04-14-2003, 02:33 AM
(This post was last modified: 04-14-2003, 02:33 AM by Skandranon.)
Baylan,Apr 13 2003, 11:07 PM Wrote:Hello, after reading this thread I became somewhat interested in Diplomacy. I started looking up a few things on google until low and behold, I came across the instruction manual. So before I take a big jump into the land of Diplomacy I was wondering what do you suggest for the (extremely) new player? Soak up as much as possible, reading topics like this and then play - or perhaps the play as much as possible approach?Absolutely get into some games and start playing. Nothing teaches like experience. My advice is to get into some games and start losing. Not on purpose, but you probably will :) Everyone loses a lot starting out. I had an appalling record for my first thirty or so games. I lost them all (that's not uncommon, wins are rare) but eighteen or nineteen were eliminations, which aren't that common either.
One of the best things to do is to keep your diplomatic correspondence, in e-mail games. You can learn a lot by reading what you said and what they said. Hindsight is 20/20, and keeping correspondence can help you learn what to say and learn when people are probably lying to you.
There's a fairly small list of newbie mistakes that everyone can describe, but no one notices the flaws in their own game until they've suffered from their mistakes. Two of the most important are not stabbing enough, and stabbing too much, and you really don't know what's too much until you've done too much, and you can't really describe what's not enough until it's happened to you. It's all experience. The more and the sooner, the better :)
A good place to check for an e-mail game is www.diplom.org - click e-mail Diplomacy and it'll get you started right away.
The (nc) and (sc) notations refer to the north and south coasts.
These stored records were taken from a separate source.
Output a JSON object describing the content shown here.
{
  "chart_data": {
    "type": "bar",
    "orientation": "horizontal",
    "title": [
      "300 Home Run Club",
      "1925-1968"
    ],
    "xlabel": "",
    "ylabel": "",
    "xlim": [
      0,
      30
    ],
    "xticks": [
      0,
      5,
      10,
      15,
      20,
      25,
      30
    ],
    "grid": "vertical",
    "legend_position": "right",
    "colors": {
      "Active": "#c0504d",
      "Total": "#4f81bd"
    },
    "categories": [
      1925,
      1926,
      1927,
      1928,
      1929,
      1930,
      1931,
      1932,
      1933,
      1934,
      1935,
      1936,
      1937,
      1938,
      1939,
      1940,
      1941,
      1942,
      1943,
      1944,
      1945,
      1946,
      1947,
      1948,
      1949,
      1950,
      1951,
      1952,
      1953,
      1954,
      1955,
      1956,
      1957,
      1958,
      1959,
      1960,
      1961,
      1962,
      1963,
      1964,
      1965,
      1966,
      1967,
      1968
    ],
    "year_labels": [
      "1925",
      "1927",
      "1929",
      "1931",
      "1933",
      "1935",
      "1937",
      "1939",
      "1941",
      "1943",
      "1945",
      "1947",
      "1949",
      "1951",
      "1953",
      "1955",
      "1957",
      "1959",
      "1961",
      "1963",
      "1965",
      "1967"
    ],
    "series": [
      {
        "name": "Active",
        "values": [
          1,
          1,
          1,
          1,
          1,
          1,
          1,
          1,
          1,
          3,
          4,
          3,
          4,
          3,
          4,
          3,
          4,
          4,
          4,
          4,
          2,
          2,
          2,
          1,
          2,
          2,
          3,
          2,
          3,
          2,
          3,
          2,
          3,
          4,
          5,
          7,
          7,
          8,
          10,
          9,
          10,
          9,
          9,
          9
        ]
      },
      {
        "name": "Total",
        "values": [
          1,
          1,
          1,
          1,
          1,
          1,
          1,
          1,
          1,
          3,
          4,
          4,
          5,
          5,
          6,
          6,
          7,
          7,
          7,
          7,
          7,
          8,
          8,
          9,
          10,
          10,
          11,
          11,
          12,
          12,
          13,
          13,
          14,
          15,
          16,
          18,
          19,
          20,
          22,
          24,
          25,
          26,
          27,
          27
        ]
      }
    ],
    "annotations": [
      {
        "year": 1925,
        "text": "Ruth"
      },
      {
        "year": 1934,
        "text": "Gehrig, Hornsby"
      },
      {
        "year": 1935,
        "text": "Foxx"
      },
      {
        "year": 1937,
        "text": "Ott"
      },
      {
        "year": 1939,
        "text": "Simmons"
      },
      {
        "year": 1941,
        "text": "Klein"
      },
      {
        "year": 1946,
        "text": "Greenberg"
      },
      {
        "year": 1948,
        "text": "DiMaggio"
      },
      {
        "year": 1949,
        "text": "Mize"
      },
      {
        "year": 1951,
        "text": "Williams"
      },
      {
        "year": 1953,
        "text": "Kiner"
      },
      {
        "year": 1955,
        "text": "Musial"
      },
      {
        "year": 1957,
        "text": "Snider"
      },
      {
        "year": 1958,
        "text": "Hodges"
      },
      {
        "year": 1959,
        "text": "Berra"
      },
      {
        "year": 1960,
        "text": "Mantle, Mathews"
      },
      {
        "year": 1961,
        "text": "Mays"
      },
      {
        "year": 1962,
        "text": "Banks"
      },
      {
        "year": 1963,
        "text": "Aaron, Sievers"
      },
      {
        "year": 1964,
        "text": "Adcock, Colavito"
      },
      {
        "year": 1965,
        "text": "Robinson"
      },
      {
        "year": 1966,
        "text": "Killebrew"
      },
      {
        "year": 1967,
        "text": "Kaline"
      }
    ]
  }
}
Three provinces have coasts: St. Petersburg, Spain, and Bulgaria (Bulgaria has east and south coasts). They're to prevent illogical fleet moves. For example, St.Petersburg borders the Barents Sea and the Gulf of Bothnia, but you can't order F BAR-StP, then F StP-GoB, since that would imply that the ships somehow made it over land from the north to the south. Likewise, a fleet in Norway can only go to the north coast of St.Petersburg; even though Norway borders StP, to be able to order it to the south coast would involve having the fleet sail through all of Scandinavia.
So whenever ordering a fleet to any one of those three provinces, the order specifies the coast with the notation (nc) (sc) or (ec) depending. Since most of the time you can only reach one coast at a time - only two moves offer a choice of coast: MAO-Spa, and Con-Bul - many judges accept orders like F Nwy-StP since they reason that the player wouldn't be ordering to the south coast. Don't count on it, though. Electronic judges are particularly finicky about coast specification.